Expectations from COVID-19 Clinical Research
Michael McAleer, PhD(Econometrics),Queen's | Asia University, Taiwan
The prescient editorial on managed expectations from COVID-19 clinical research shows that, although there has been an impressively large volume of clinical research in the search for a vaccine for COVID-19, the question remains how and when the research will lead to safe, effective, timely, available, and accessible treatments for general international distribution.

It is understandable that, in the face of the raging pandemic, there is a maelstrom of active clinical research.  

Pool testing for COVID-19 through combining a large number of local individual randomized clinical trials from different sites might lead to fast and effective treatment outcomes
(for example, see Cherif, Grobe, Wang et al. (2020), and Petkova, Antman and Troxel (2020)).

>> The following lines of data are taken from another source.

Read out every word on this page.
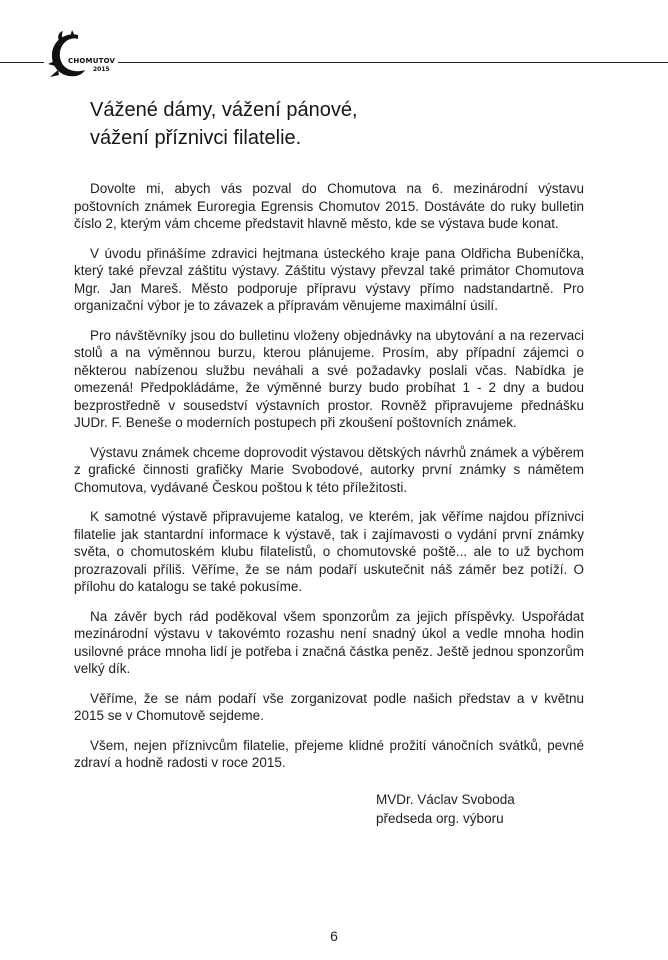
CHOMUTOV
2015
Vážené dámy, vážení pánové,
vážení příznivci filatelie.

Dovolte mi, abych vás pozval do Chomutova na 6. mezinárodní výstavu poštovních známek Euroregia Egrensis Chomutov 2015. Dostáváte do ruky bulletin číslo 2, kterým vám chceme představit hlavně město, kde se výstava bude konat.

V úvodu přinášíme zdravici hejtmana ústeckého kraje pana Oldřicha Bubeníčka, který také převzal záštitu výstavy. Záštitu výstavy převzal také primátor Chomutova Mgr. Jan Mareš. Město podporuje přípravu výstavy přímo nadstandartně. Pro organizační výbor je to závazek a přípravám věnujeme maximální úsilí.

Pro návštěvníky jsou do bulletinu vloženy objednávky na ubytování a na rezervaci stolů a na výměnnou burzu, kterou plánujeme. Prosím, aby případní zájemci o některou nabízenou službu neváhali a své požadavky poslali včas. Nabídka je omezená! Předpokládáme, že výměnné burzy budo probíhat 1 - 2 dny a budou bezprostředně v sousedství výstavních prostor. Rovněž připravujeme přednášku JUDr. F. Beneše o moderních postupech při zkoušení poštovních známek.

Výstavu známek chceme doprovodit výstavou dětských návrhů známek a výběrem z grafické činnosti grafičky Marie Svobodové, autorky první známky s námětem Chomutova, vydávané Českou poštou k této příležitosti.

K samotné výstavě připravujeme katalog, ve kterém, jak věříme najdou příznivci filatelie jak stantardní informace k výstavě, tak i zajímavosti o vydání první známky světa, o chomutoském klubu filatelistů, o chomutovské poště... ale to už bychom prozrazovali příliš. Věříme, že se nám podaří uskutečnit náš záměr bez potíží. O přílohu do katalogu se také pokusíme.

Na závěr bych rád poděkoval všem sponzorům za jejich příspěvky. Uspořádat mezinárodní výstavu v takovémto rozashu není snadný úkol a vedle mnoha hodin usilovné práce mnoha lidí je potřeba i značná částka peněz. Ještě jednou sponzorům velký dík.

Věříme, že se nám podaří vše zorganizovat podle našich představ a v květnu 2015 se v Chomutově sejdeme.

Všem, nejen příznivcům filatelie, přejeme klidné prožití vánočních svátků, pevné zdraví a hodně radosti v roce 2015.

MVDr. Václav Svoboda
předseda org. výboru
6
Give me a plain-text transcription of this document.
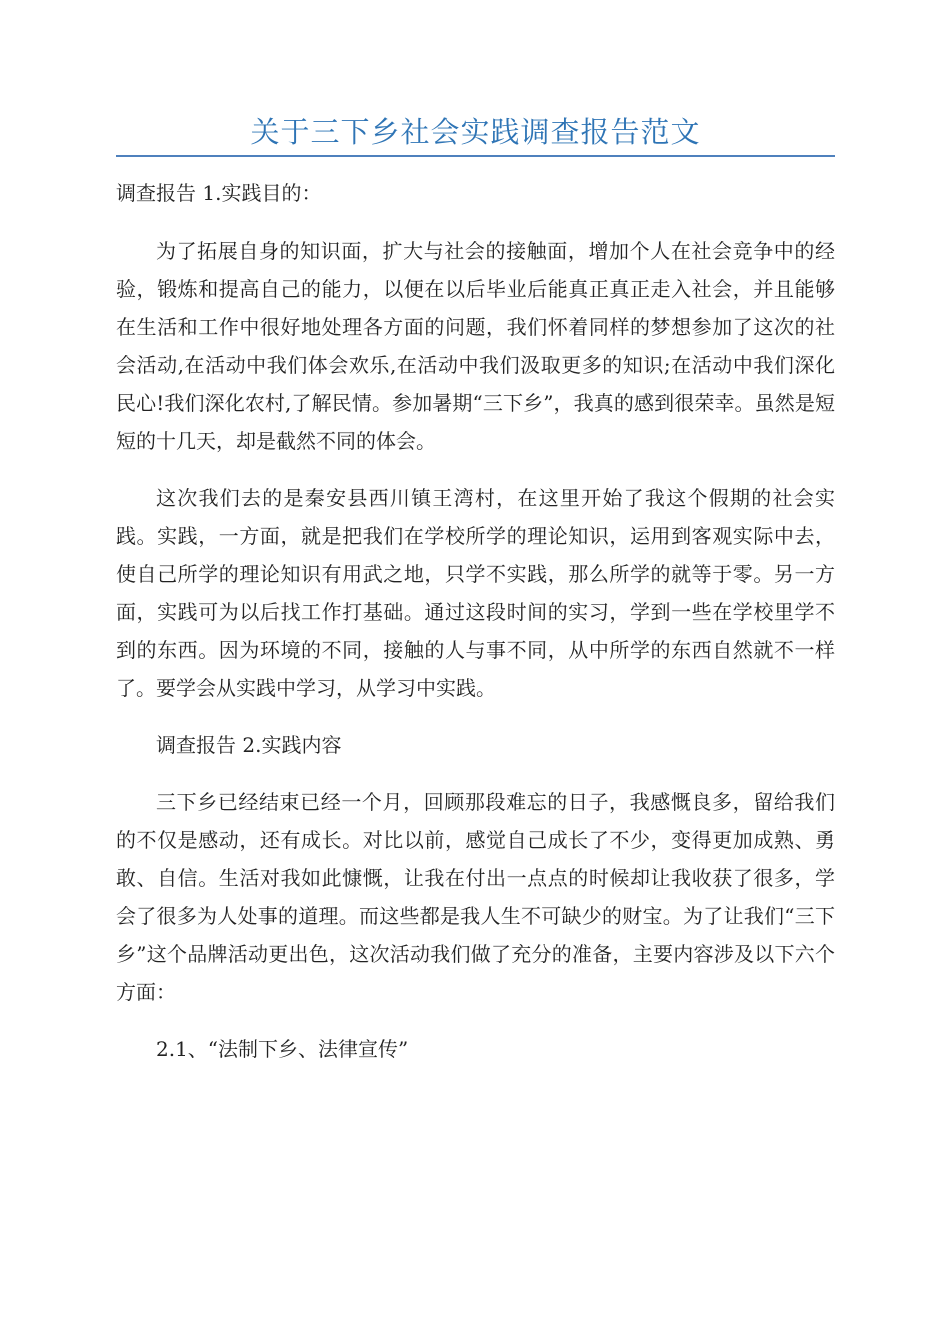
关于三下乡社会实践调查报告范文

调查报告 1.实践目的：

为了拓展自身的知识面，扩大与社会的接触面，增加个人在社会竞争中的经验，锻炼和提高自己的能力，以便在以后毕业后能真正真正走入社会，并且能够在生活和工作中很好地处理各方面的问题，我们怀着同样的梦想参加了这次的社会活动,在活动中我们体会欢乐,在活动中我们汲取更多的知识;在活动中我们深化民心!我们深化农村,了解民情。参加暑期“三下乡”，我真的感到很荣幸。虽然是短短的十几天，却是截然不同的体会。

这次我们去的是秦安县西川镇王湾村，在这里开始了我这个假期的社会实践。实践，一方面，就是把我们在学校所学的理论知识，运用到客观实际中去，使自己所学的理论知识有用武之地，只学不实践，那么所学的就等于零。另一方面，实践可为以后找工作打基础。通过这段时间的实习，学到一些在学校里学不到的东西。因为环境的不同，接触的人与事不同，从中所学的东西自然就不一样了。要学会从实践中学习，从学习中实践。

调查报告 2.实践内容

三下乡已经结束已经一个月，回顾那段难忘的日子，我感慨良多，留给我们的不仅是感动，还有成长。对比以前，感觉自己成长了不少，变得更加成熟、勇敢、自信。生活对我如此慷慨，让我在付出一点点的时候却让我收获了很多，学会了很多为人处事的道理。而这些都是我人生不可缺少的财宝。为了让我们“三下乡”这个品牌活动更出色，这次活动我们做了充分的准备，主要内容涉及以下六个方面：

2.1、“法制下乡、法律宣传”
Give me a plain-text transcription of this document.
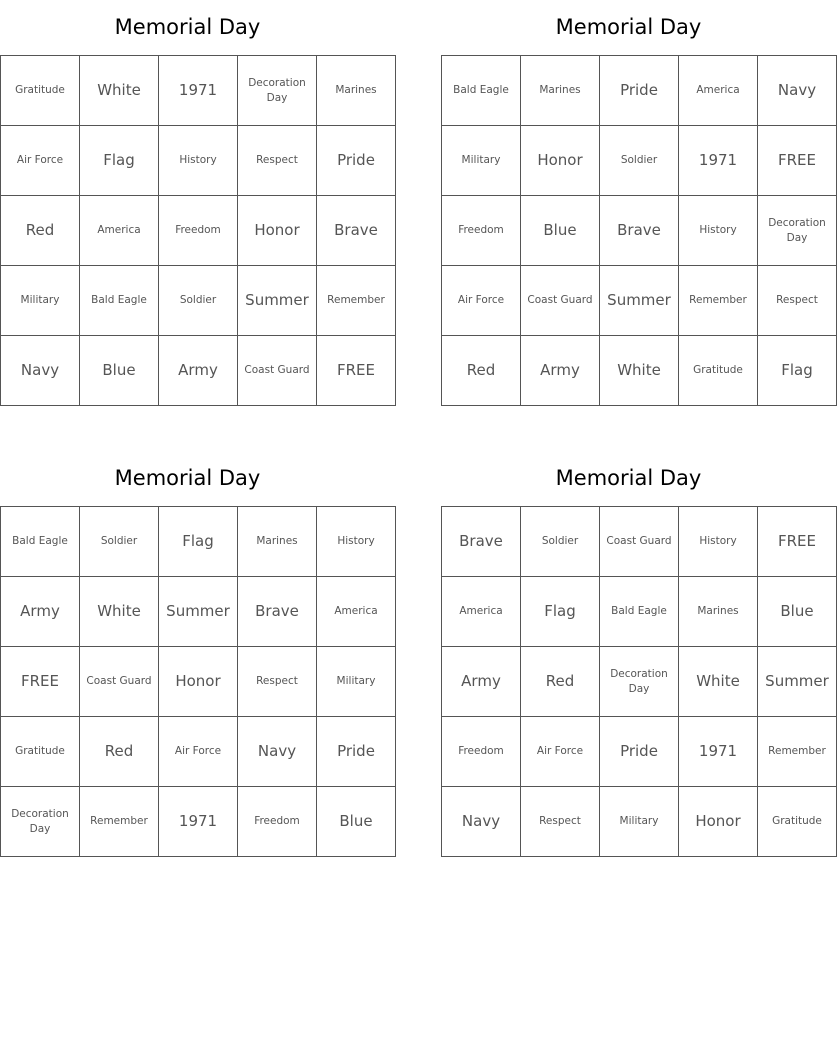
Memorial Day
Gratitude	White	1971	Decoration Day	Marines
Air Force	Flag	History	Respect	Pride
Red	America	Freedom	Honor	Brave
Military	Bald Eagle	Soldier	Summer	Remember
Navy	Blue	Army	Coast Guard	FREE
Memorial Day
Bald Eagle	Marines	Pride	America	Navy
Military	Honor	Soldier	1971	FREE
Freedom	Blue	Brave	History	Decoration Day
Air Force	Coast Guard	Summer	Remember	Respect
Red	Army	White	Gratitude	Flag
Memorial Day
Bald Eagle	Soldier	Flag	Marines	History
Army	White	Summer	Brave	America
FREE	Coast Guard	Honor	Respect	Military
Gratitude	Red	Air Force	Navy	Pride
Decoration Day	Remember	1971	Freedom	Blue
Memorial Day
Brave	Soldier	Coast Guard	History	FREE
America	Flag	Bald Eagle	Marines	Blue
Army	Red	Decoration Day	White	Summer
Freedom	Air Force	Pride	1971	Remember
Navy	Respect	Military	Honor	Gratitude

Nevertheless, setting the expectations bar too high, especially from possibly rushed and flawed small scale initial clinical trials, which can lead to misleading outcomes, is likely to lead to far more than disappointment in the face of the pandemic.  

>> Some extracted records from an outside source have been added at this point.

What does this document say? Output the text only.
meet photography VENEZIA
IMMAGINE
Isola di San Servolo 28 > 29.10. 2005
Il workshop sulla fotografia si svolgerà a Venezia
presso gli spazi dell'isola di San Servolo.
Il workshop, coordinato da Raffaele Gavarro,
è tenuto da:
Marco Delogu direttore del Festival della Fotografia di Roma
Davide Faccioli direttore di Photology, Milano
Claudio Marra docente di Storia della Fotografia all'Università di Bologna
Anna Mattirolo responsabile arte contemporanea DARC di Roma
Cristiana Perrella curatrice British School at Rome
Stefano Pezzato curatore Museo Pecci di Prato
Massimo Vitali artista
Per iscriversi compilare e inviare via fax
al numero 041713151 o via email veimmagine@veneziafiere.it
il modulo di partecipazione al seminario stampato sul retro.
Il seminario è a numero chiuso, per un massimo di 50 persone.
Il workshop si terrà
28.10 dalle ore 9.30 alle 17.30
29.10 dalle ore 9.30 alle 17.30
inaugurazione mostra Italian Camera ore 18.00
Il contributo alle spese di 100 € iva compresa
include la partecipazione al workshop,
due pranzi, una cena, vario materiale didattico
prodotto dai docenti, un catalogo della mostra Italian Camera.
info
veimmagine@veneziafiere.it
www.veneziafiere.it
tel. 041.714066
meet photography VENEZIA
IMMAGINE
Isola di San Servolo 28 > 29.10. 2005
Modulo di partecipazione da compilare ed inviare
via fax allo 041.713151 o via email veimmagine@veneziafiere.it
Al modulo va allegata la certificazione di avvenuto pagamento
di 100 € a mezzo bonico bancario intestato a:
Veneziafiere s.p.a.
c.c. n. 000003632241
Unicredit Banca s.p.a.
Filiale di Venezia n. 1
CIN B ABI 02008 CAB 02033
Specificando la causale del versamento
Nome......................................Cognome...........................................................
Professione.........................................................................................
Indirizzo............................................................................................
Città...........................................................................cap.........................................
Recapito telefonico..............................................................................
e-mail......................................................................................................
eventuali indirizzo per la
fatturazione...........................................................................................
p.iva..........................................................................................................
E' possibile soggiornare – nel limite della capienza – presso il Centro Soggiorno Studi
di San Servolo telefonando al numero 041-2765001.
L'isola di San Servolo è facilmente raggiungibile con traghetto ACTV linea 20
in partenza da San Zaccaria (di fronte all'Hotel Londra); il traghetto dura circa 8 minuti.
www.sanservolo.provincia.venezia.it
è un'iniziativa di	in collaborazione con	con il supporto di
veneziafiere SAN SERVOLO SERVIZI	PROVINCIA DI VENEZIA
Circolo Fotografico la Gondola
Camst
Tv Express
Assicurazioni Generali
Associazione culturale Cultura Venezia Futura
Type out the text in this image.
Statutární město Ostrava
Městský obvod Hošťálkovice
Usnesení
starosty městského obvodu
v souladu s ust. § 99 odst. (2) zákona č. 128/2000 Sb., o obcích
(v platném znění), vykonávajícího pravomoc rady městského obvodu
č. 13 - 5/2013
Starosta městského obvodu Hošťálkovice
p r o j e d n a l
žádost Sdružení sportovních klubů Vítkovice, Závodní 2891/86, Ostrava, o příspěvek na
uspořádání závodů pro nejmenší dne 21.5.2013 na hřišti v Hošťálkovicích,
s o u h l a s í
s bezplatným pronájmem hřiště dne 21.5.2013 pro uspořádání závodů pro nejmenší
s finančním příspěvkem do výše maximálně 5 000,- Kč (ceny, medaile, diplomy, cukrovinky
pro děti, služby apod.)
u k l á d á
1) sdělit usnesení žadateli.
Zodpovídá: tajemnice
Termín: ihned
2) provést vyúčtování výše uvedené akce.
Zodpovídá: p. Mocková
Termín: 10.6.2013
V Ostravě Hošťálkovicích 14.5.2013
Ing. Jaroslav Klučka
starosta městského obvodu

Quality medical science must be the final arbiter.


Cherif, A., N. Grobe, X.L. Wang et al. (2020), Simulation of Pool Testing to Identify Patients With Coronavirus Disease 2019 Under Conditions of Limited Test Availability, Journal of the American Medical Association (JAMA) Network Open, Global Health, published online 23 June 2020, 3(6): e2013075. doi:10.1001/jamanetworkopen.2020.13075.

Petkova, E., E.M. Antman and A.B. Troxel (2020), Pooling Data From Individual Clinical Trials in the COVID-19 Era, Journal of the American Medical Association (JAMA), published online July 22, 2020. doi:10.1001/jama.2020.13042. https://jamanetwork.com/journals/jama/fullarticle/2768851?guestAccessKey=ee231aef-691b-4d60-8aed-21845dab8fb9&utm_source=silverchair&utm_medium=email&utm_campaign=article_alert-jama&utm_content=olf&utm_term=072220.
Science has to be strictly defined,as it is also the case for clinical trials in COVID-19 patients
Giuliano Ramadori, Professor of Medicine | University Clinic Göttingen,Internal Medicine Germany
Salazar and colleagues have taken the responsibility to mention some of the conditions for clinical trials to be defined as "clinical research."

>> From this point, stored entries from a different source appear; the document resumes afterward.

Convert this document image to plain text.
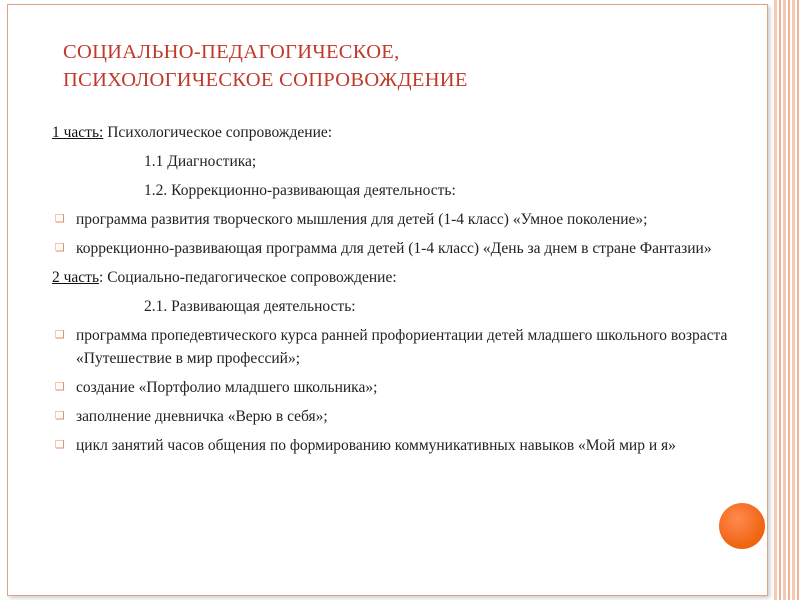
СОЦИАЛЬНО-ПЕДАГОГИЧЕСКОЕ,
ПСИХОЛОГИЧЕСКОЕ СОПРОВОЖДЕНИЕ
1 часть: Психологическое сопровождение:
1.1 Диагностика;
1.2. Коррекционно-развивающая деятельность:
❑ программа развития творческого мышления для детей (1-4 класс) «Умное поколение»;
❑ коррекционно-развивающая программа для детей (1-4 класс) «День за днем в стране Фантазии»
2 часть: Социально-педагогическое сопровождение:
2.1. Развивающая деятельность:
❑ программа пропедевтического курса ранней профориентации детей младшего школьного возраста «Путешествие в мир профессий»;
❑ создание «Портфолио младшего школьника»;
❑ заполнение дневничка «Верю в себя»;
❑ цикл занятий часов общения по формированию коммуникативных навыков «Мой мир и я»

I have already expressed my opinion in this journal regarding the unethical use of different drugs just because we deal with a "life threatening disease". It is also unethical to allow every hospital to participate in a study without having an appoved structure and coworkers trained for this particular task.

Patients and their relatives in a dramatic clinical condition should be able to give an "informed" consent after
having read the proposal of the clinical
research The authority, which approved the trial, should have the possibility and the obligation to control the proper execution of the trial by controlling the conditions of enrollment of the patients and the collection of the results.

Under the actual plethora of different conditions under which the pandemic leads patients to ICU-treament and to death, the execution of clinical research looking for effective antiviral drugs is almost impossible.